Geen aftrek levensonderhoud dochters

Een particulier heeft in de aangifte IB/PVV 2008 een aftrekpost opgenomen wegens levensonderhoud van haar in 1982 respectievelijk 1984 geboren dochters voor een bedrag van in totaal € 4.140. De belastinginspecteur heeft de aftrek geweigerd.

In geschil is of de particulier zich, gezien het inkomen en het vermogen van de dochters, redelijkerwijs gedrongen heeft kunnen voelen in het levensonderhoud van de dochters te voorzien.

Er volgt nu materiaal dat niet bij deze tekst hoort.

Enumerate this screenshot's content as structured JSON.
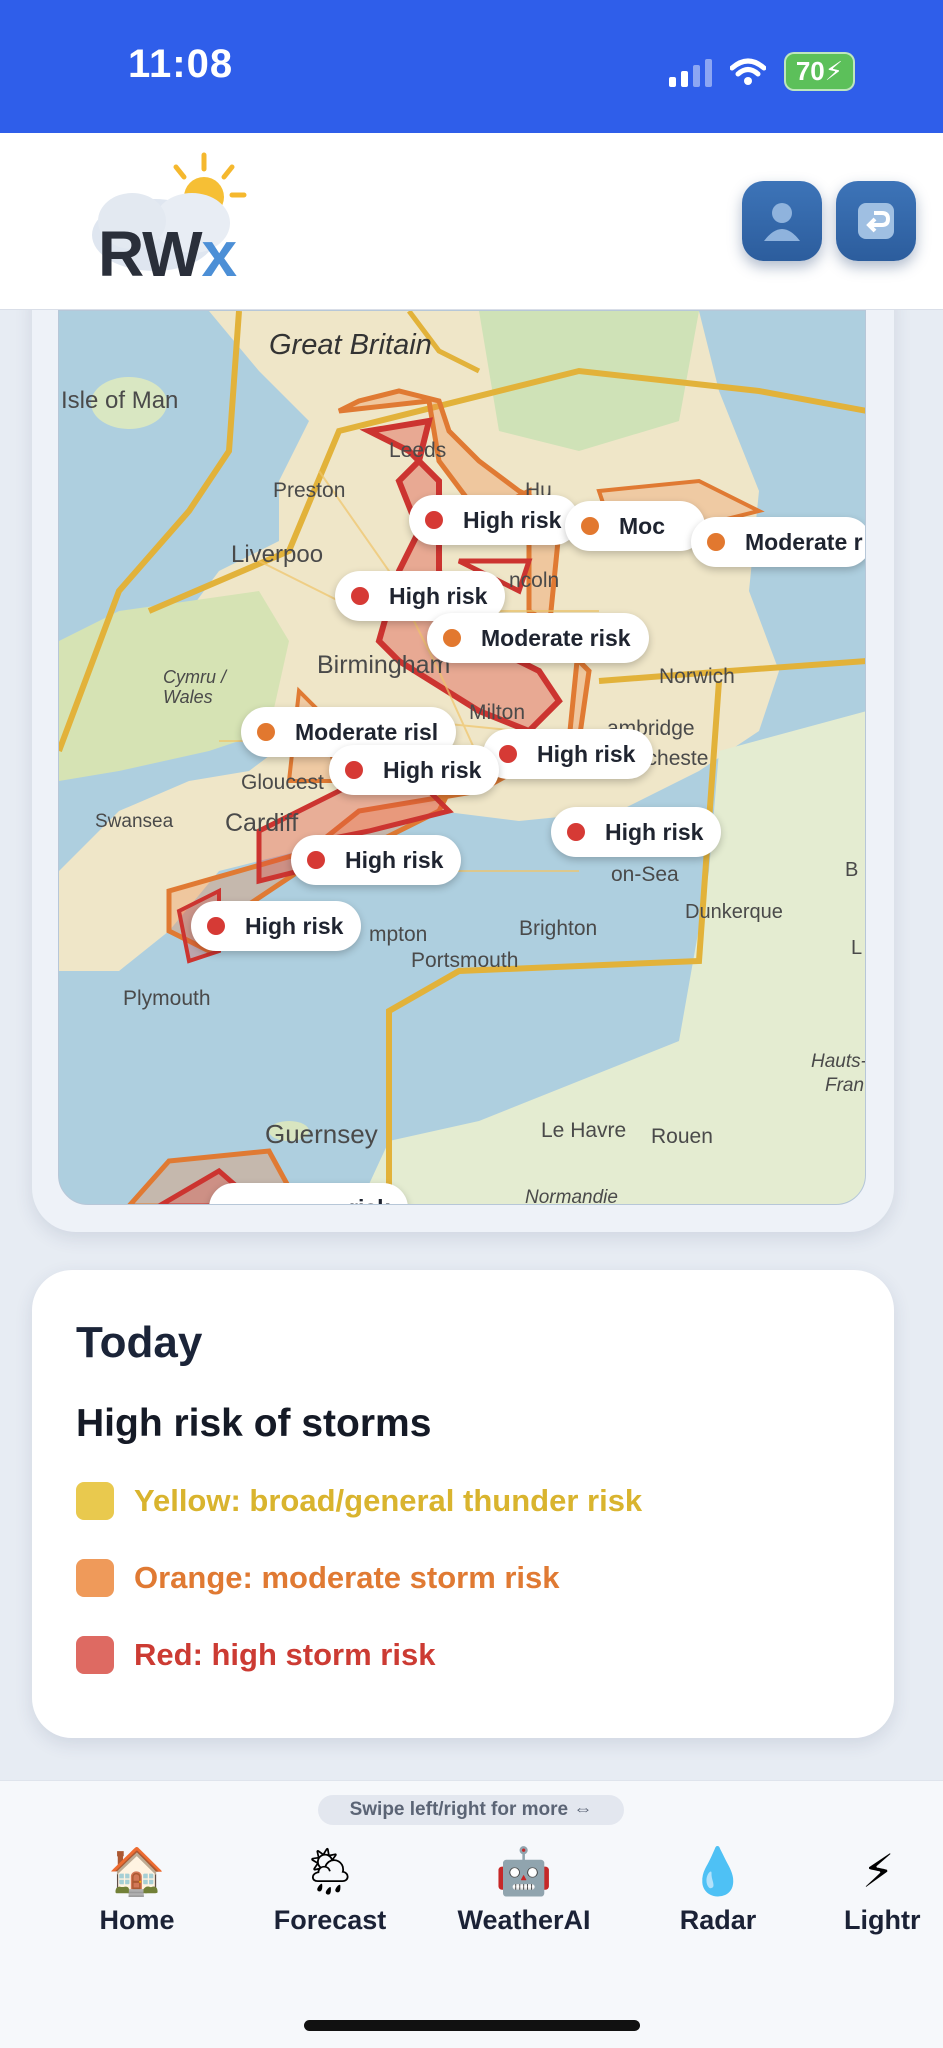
{
  "status": {
    "time": "11:08",
    "battery": "70"
  },
  "header": {
    "logo_text_main": "RW",
    "logo_text_accent": "x",
    "profile_icon": "user-icon",
    "back_icon": "return-icon"
  },
  "map": {
    "labels": {
      "great_britain": "Great Britain",
      "isle_of_man": "Isle of Man",
      "leeds": "Leeds",
      "preston": "Preston",
      "hull": "Hu",
      "liverpool": "Liverpoo",
      "lincoln": "ncoln",
      "birmingham": "Birmingham",
      "norwich": "Norwich",
      "wales": "Cymru / Wales",
      "milton": "Milton",
      "cambridge": "ambridge",
      "colchester": "Colcheste",
      "gloucester": "Gloucest",
      "swansea": "Swansea",
      "cardiff": "Cardiff",
      "on_sea": "on-Sea",
      "dunkerque": "Dunkerque",
      "southampton": "mpton",
      "brighton": "Brighton",
      "portsmouth": "Portsmouth",
      "plymouth": "Plymouth",
      "hauts": "Hauts-",
      "france": "Fran",
      "guernsey": "Guernsey",
      "le_havre": "Le Havre",
      "rouen": "Rouen",
      "normandie": "Normandie",
      "b": "B",
      "l": "L"
    },
    "markers": [
      {
        "text": "High risk",
        "level": "high"
      },
      {
        "text": "Moc",
        "level": "moderate"
      },
      {
        "text": "Moderate r",
        "level": "moderate"
      },
      {
        "text": "High risk",
        "level": "high"
      },
      {
        "text": "Moderate risk",
        "level": "moderate"
      },
      {
        "text": "Moderate risl",
        "level": "moderate"
      },
      {
        "text": "High risk",
        "level": "high"
      },
      {
        "text": "High risk",
        "level": "high"
      },
      {
        "text": "High risk",
        "level": "high"
      },
      {
        "text": "High risk",
        "level": "high"
      },
      {
        "text": "High risk",
        "level": "high"
      },
      {
        "text": "risk",
        "level": "high"
      }
    ]
  },
  "legend": {
    "day": "Today",
    "headline": "High risk of storms",
    "items": [
      {
        "label": "Yellow: broad/general thunder risk",
        "color": "#e9c94e",
        "text_color": "#d9b42e"
      },
      {
        "label": "Orange: moderate storm risk",
        "color": "#ef9a5a",
        "text_color": "#e07a33"
      },
      {
        "label": "Red: high storm risk",
        "color": "#de6a62",
        "text_color": "#cc3b33"
      }
    ]
  },
  "nav": {
    "hint": "Swipe left/right for more ⇔",
    "items": [
      {
        "label": "Home",
        "icon": "🏠"
      },
      {
        "label": "Forecast",
        "icon": "🌦"
      },
      {
        "label": "WeatherAI",
        "icon": "🤖"
      },
      {
        "label": "Radar",
        "icon": "💧"
      },
      {
        "label": "Lightr",
        "icon": "⚡"
      }
    ]
  }
}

Volgens Gerechtshof Arnhem-Leeuwarden is dat, gezien de inkomens en vermogens van de dochters, niet het geval.

Bijzondere omstandigheden op grond waarvan zou moeten worden geoordeeld dat van hen niet kon worden gevergd dat op hun vermogens zou worden ingeteerd door het doen van zodanige uitgaven, zijn niet aannemelijk geworden.

Als bijzondere omstandigheid kan niet gelden dat de dochters niet langer in staat zouden zijn tot het voeren van een redelijk bestaan overeenkomstig hun plaats in de samenleving, aangezien deze niet wordt bepaald door de positie van hun ouders, doch voor ieder van hen bestaat uit die van een jongvolwassene die nog aan het begin van een loopbaan staat.